Die Sage vom Denser See

Aus "Rund um den Alheimer, Heft 2"

Einst war vor vielen Jahren in Dens Kirchweih. Die Kirmesgäste kamen von nah und fern, um mit frohen Freunden einige Tage fröhlich zu feiern. Man hörte Geigen, fröhlichen Gesang und Becherklang.

Solch frohes Leben klang bis in die Tiefen des Sees. Drei lichte, in Schneegewänder gekleidete Seemägdelein gelüstete es, an dem frohen Treiben so froher Menschen teilzunehmen. Bei hellem Mondenschein stiegen sie aus den Fluten und betraten festen Boden. Geschmückt mit köstlichem Geschmeide und duftigen Rosenbändern gingen sie den Felsenpfad hinauf und nahten sich mit leichten Schritten dem Festplatz unter der Linde.

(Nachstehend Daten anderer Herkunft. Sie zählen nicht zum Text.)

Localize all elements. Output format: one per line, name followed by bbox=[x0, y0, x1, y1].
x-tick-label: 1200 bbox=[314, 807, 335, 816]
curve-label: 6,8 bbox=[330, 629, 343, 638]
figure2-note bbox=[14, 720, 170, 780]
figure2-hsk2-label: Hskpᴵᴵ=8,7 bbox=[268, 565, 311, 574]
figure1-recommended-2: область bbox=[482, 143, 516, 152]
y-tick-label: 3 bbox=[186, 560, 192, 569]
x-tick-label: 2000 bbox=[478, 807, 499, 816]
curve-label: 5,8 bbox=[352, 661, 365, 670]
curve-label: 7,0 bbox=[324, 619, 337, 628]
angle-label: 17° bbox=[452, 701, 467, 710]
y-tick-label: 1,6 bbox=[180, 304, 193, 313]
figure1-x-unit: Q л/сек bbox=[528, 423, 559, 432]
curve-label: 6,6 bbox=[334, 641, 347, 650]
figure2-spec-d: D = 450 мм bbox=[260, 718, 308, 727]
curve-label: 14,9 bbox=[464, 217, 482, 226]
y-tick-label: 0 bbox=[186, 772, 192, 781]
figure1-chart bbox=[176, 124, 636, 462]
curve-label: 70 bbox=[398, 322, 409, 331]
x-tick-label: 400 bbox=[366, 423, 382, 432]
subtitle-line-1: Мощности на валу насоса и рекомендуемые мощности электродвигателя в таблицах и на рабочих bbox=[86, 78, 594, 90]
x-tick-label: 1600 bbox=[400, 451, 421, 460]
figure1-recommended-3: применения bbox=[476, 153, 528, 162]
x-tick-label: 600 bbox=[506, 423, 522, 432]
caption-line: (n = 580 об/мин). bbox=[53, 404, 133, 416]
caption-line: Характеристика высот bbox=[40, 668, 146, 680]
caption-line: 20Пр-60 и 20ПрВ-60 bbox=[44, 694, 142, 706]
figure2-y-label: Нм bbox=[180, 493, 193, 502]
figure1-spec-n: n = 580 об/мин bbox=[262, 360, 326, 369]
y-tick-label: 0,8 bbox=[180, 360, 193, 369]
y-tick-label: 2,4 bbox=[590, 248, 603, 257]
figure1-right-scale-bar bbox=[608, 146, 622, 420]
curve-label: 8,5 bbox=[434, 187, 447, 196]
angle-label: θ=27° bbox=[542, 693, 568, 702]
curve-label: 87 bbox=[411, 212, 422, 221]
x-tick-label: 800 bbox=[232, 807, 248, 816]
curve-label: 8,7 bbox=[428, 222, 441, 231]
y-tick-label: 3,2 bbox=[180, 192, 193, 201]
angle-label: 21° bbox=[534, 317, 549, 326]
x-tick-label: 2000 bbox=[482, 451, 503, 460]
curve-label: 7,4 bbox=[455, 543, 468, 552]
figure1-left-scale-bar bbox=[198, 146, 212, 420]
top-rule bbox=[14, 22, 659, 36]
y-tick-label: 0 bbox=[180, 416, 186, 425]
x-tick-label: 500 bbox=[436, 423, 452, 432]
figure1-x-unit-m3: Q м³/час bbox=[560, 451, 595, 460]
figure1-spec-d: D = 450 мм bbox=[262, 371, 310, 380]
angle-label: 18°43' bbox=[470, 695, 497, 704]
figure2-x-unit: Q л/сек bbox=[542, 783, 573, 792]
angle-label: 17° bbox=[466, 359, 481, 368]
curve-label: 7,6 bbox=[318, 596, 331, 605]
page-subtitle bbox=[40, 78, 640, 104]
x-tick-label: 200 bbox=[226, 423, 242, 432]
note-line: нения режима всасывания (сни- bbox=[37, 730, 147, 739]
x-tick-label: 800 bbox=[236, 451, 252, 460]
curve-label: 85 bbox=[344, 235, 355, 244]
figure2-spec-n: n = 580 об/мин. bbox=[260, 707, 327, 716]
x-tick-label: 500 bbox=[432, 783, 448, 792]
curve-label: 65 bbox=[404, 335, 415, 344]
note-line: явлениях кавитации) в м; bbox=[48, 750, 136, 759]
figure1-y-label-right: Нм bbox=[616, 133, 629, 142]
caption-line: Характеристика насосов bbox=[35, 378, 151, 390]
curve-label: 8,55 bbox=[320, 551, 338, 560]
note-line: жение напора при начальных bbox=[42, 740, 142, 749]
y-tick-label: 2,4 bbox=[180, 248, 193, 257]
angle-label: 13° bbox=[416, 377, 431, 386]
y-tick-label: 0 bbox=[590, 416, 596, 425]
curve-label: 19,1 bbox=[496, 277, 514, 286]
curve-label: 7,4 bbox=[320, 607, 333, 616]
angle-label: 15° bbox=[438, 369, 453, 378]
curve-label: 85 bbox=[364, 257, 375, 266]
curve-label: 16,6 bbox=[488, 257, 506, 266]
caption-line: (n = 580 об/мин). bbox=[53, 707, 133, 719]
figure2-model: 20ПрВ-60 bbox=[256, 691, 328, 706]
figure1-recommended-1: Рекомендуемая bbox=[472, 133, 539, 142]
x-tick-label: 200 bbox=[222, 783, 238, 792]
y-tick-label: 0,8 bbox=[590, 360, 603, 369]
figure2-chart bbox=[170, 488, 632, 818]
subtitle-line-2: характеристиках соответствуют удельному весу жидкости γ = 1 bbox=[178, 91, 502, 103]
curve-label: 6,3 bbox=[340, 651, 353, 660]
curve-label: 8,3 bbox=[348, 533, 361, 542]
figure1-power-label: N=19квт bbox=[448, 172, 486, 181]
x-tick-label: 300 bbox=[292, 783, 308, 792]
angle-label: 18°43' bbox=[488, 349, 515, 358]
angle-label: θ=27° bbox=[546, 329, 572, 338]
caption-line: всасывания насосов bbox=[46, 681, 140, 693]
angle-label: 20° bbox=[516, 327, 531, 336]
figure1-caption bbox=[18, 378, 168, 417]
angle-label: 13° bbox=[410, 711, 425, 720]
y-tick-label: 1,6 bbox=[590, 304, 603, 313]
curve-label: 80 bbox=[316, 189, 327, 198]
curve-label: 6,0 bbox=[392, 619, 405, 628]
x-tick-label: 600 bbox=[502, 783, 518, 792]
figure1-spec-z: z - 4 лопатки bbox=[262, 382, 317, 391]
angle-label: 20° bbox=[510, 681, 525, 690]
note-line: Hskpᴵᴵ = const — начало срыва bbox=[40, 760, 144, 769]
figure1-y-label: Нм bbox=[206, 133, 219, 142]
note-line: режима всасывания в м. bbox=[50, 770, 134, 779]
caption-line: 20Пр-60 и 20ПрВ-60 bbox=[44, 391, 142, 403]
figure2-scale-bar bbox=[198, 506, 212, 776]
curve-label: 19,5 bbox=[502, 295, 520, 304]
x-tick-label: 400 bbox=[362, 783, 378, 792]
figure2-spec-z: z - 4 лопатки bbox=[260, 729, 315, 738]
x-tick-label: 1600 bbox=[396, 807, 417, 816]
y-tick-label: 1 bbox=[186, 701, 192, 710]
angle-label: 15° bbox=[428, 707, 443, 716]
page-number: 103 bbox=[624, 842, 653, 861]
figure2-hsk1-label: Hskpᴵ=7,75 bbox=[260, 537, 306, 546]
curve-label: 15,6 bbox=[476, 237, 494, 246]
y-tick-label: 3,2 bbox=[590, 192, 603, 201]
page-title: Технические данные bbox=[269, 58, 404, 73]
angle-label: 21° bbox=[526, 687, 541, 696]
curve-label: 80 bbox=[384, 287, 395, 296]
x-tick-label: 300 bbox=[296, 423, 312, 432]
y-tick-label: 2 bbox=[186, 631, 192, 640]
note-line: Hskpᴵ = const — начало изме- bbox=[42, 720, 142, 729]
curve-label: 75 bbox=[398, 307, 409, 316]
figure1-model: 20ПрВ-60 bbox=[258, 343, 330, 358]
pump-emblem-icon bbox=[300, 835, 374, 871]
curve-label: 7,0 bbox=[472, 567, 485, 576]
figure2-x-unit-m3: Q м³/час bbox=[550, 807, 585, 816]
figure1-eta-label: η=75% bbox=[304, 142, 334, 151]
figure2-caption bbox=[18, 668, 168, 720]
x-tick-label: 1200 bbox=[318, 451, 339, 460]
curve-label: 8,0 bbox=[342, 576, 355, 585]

Die Schönen des Ortes standen festlich geschmückt am Saume des Tanzplatzes und warteten, bis ein flotter Tänzer sie zu wirbelndem Walzer abholte. Zu ihnen gesellten sich die drei lichten Jungfern und lauschten still den Tönen, die ihnen so ganz neu waren. Bald wurden sie entdeckt, ihre Schönheit entging den Burschen nicht.

Rasch kam einer nach dem anderen vorbei und bat um ein Tänzchen, das gern gewährt wurde. Als aber die Uhr des nahen Kirchleins zum Mitternachtsschlage aushub, entflohen sie still und heimlich dem Jubel und dem Tanz. Gern wären sie noch geblieben, aber sie mussten.

Des anderen Abends waren sie wieder da. So mancher junge Bursche hatte schon sehnsüchtig nach ihnen ausgeschaut. Nun tanzten sie wieder und sollten diesmal nicht heimlich von dannen schleichen. In mitternächtiger Stunde eilten sie wieder zum Strande und waren zum Sprung in die Tiefe bereit. Da hörte man einen dumpfen Schrei, der einen fehlte ein Handschuh, er wurde ihr von einem Tänzer entwunden. Ohne ihn durfte sie jedoch nicht ins Wasserloch zurückkehren. Sie eilte zurück und suchte und suchte. O unseliges Walten, sie fand ihn nicht.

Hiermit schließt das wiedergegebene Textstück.